Hi there,

I need to use a Reinforcement Learning Model where I need to use a RNN model. I wrote the code for the RNN like this:

```
class LSTMModel(nn.Module):
def __init__(self, input_dim, hidden_dim, layer_dim, output_dim, dropout_prob, state_size):
super(LSTMModel, self).__init__()
# Defining the number of layers and the nodes in each layer
self.hidden_dim = hidden_dim
self.layer_dim = layer_dim
........
def forward(self):
.......
return ....
rnn = LSTMModel(input_dim, hidden_dim, layer_dim, output_dim, dropout, state_size)
```

And I wrote the policy like this:

```
class Policy(nn.Module):
"""
implements both actor and critic in one model
"""
def __init__(self):
super(Policy, self).__init__()
............
def forward(self):
..............
policy = Policy()
```

Both of these are used in the model like this:

```
class Model(torch.nn.Module):
def __init__(self, ann_private, rnn, policy):
super(Model, self).__init__()
self.rnn = rnn
self.policy = policy
def forward(self, private_input, state):
.....
model = Model(rnn, policy)
```

The optimizer is written as optimizer = optim.Adam(model.parameters(), lr=1e-3)
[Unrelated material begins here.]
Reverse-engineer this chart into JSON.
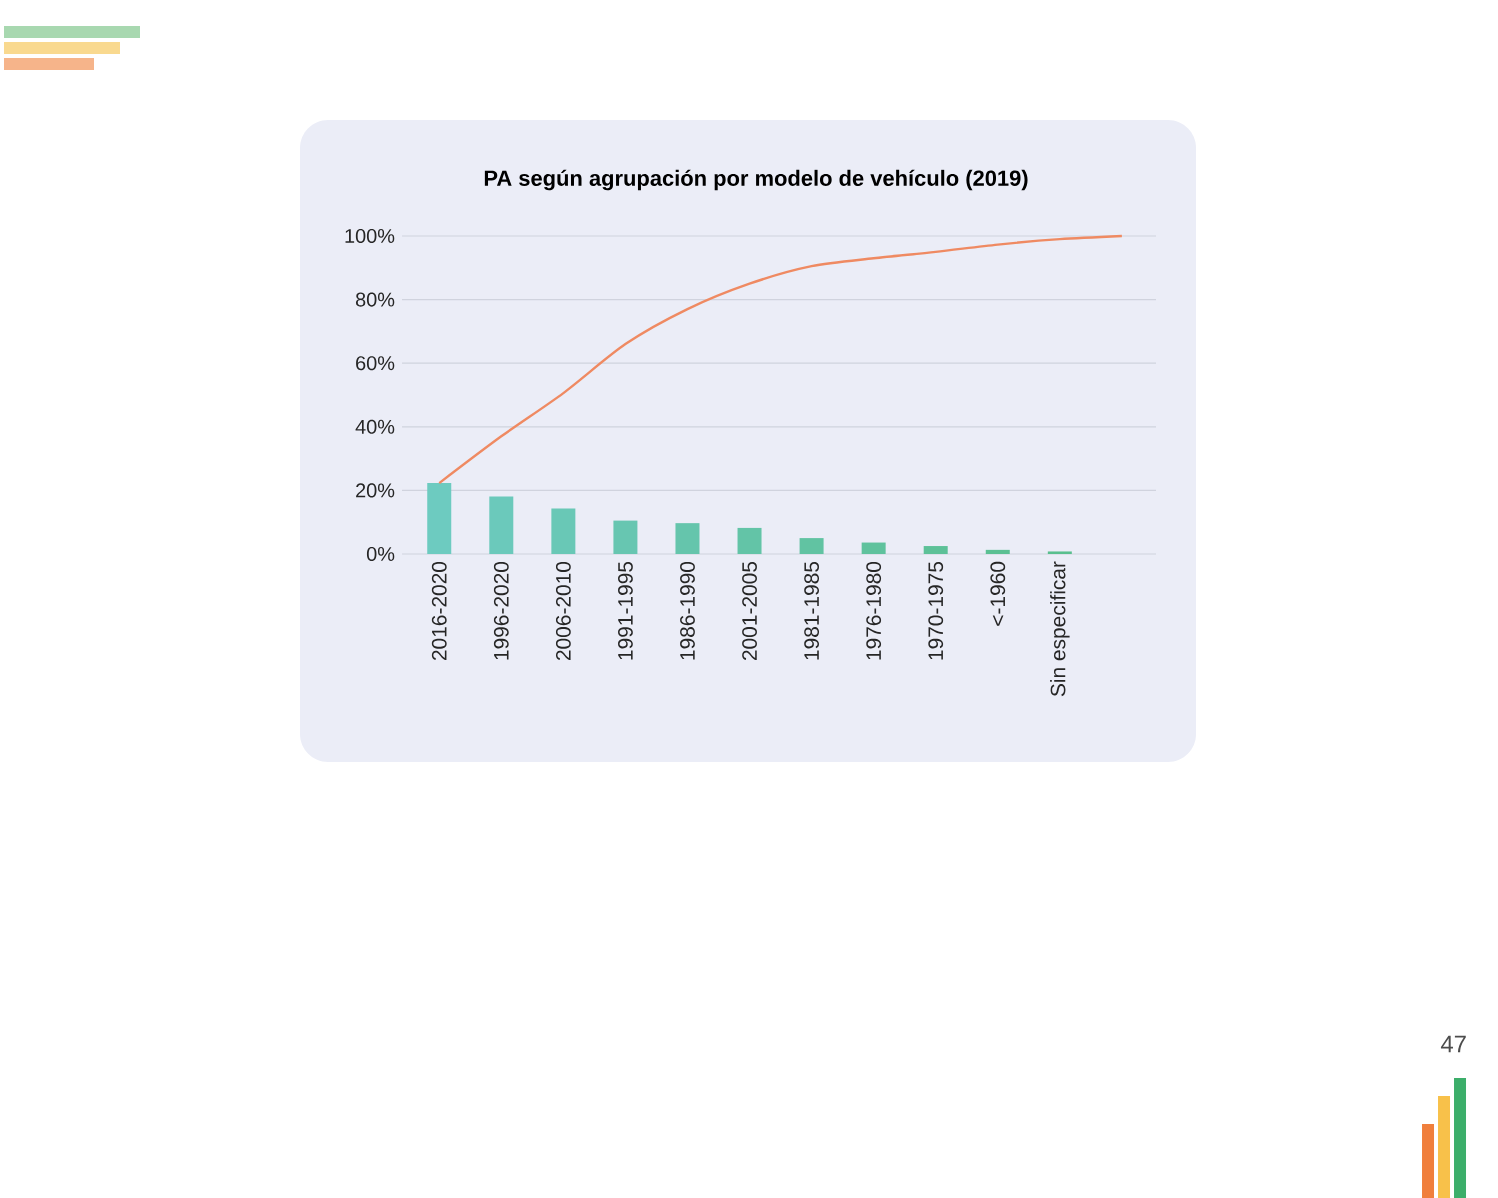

The loss is calculated in a traditional actor-critic way. In each ‘subepisode’, we calculate the states, actions, rewards, next states and store them in a memory. Later, we randomly choose a sample from the memory and calculate 2 different kinds of losses Loss_policy and Loss_value. We use Variable(…, requires_grad = True) on the calculated losses. Then the code is:

```
loss = Lp + alpha*Lv
loss.mean().backward()
optimizer.step()
```

But, after each ‘subepisode’, I run

```
for name, param in model.named_parameters():
if param.requires_grad:
print(name, param.data)
```

to print the trainable parameters. I find all the params that I want, but I am seeing that none of them is changing. That means, the model along with the rnn and policy is not updating. I don’t know whats going on.